Whether her subjects look directly into the lens or blend into the environment, Matar’s portraits ask viewers to see themselves in the women she photographs. “Sometimes they face me, defiant and strong,” she says. “Other times they merge with the landscape, becoming part of the space and the land itself. Both gestures reveal belonging.”

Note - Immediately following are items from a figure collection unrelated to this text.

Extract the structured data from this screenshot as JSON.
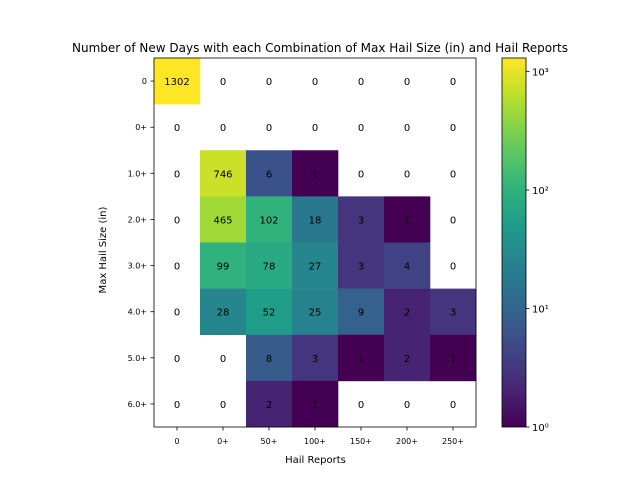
{
  "chart_data": {
    "type": "heatmap",
    "title": "Number of New Days with each Combination of Max Hail Size (in) and Hail Reports",
    "xlabel": "Hail Reports",
    "ylabel": "Max Hail Size (in)",
    "x_categories": [
      "0",
      "0+",
      "50+",
      "100+",
      "150+",
      "200+",
      "250+"
    ],
    "y_categories": [
      "0",
      "0+",
      "1.0+",
      "2.0+",
      "3.0+",
      "4.0+",
      "5.0+",
      "6.0+"
    ],
    "values": [
      [
        1302,
        0,
        0,
        0,
        0,
        0,
        0
      ],
      [
        0,
        0,
        0,
        0,
        0,
        0,
        0
      ],
      [
        0,
        746,
        6,
        1,
        0,
        0,
        0
      ],
      [
        0,
        465,
        102,
        18,
        3,
        1,
        0
      ],
      [
        0,
        99,
        78,
        27,
        3,
        4,
        0
      ],
      [
        0,
        28,
        52,
        25,
        9,
        2,
        3
      ],
      [
        0,
        0,
        8,
        3,
        1,
        2,
        1
      ],
      [
        0,
        0,
        2,
        1,
        0,
        0,
        0
      ]
    ],
    "colorscale": "viridis",
    "color_scale_type": "log",
    "color_range": [
      1,
      1302
    ],
    "colorbar_ticks": [
      {
        "value": 1,
        "label": "10⁰"
      },
      {
        "value": 10,
        "label": "10¹"
      },
      {
        "value": 100,
        "label": "10²"
      },
      {
        "value": 1000,
        "label": "10³"
      }
    ],
    "zero_cells": "white",
    "grid": false
  }
}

Now that Where Do I Go? is released, Rania Matar is turning to a deeply personal project that honours her late father’s Palestinian roots. “He came to Lebanon as a twelve-year-old during the Nakba in 1948,” she says. “After his passing, I found family passports, photographs, and poems in an old suitcase, as if he had boxed all his trauma inside. I came to terms with my own hyphenated identity: Lebanese, Palestinian, American.”

Rania Matar
Petra with Miss Lebanon 1972, Gemmayze, Beirut, Lebanon, 2022
(wall art by Brady Black)

Her new work will explore archives, writings, and portraits of third-generation Palestinians rediscovering their heritage. “Like my children, a new sense of belonging has awakened in them,” she says. “It feels like a fight against erasure.”

Through her photographs, Rania Matar continues to reclaim space for women’s stories, tender, fierce, and profoundly human. Her images remind us that identity is never fixed, that beauty persists amid uncertainty, and that belonging can be both a place and a state of being.

Rania Matar
Maya (Odalisque With Cat), Beirut, Lebanon, 2024
(The sign says: Surgery, Endoscopy, X-ray, Ultrasound, Lab,
Emergency)

Where Do I Go? is co-published with the Eskenazi Museum of Art to coincide with a solo exhibition at the museum in the spring of 2026.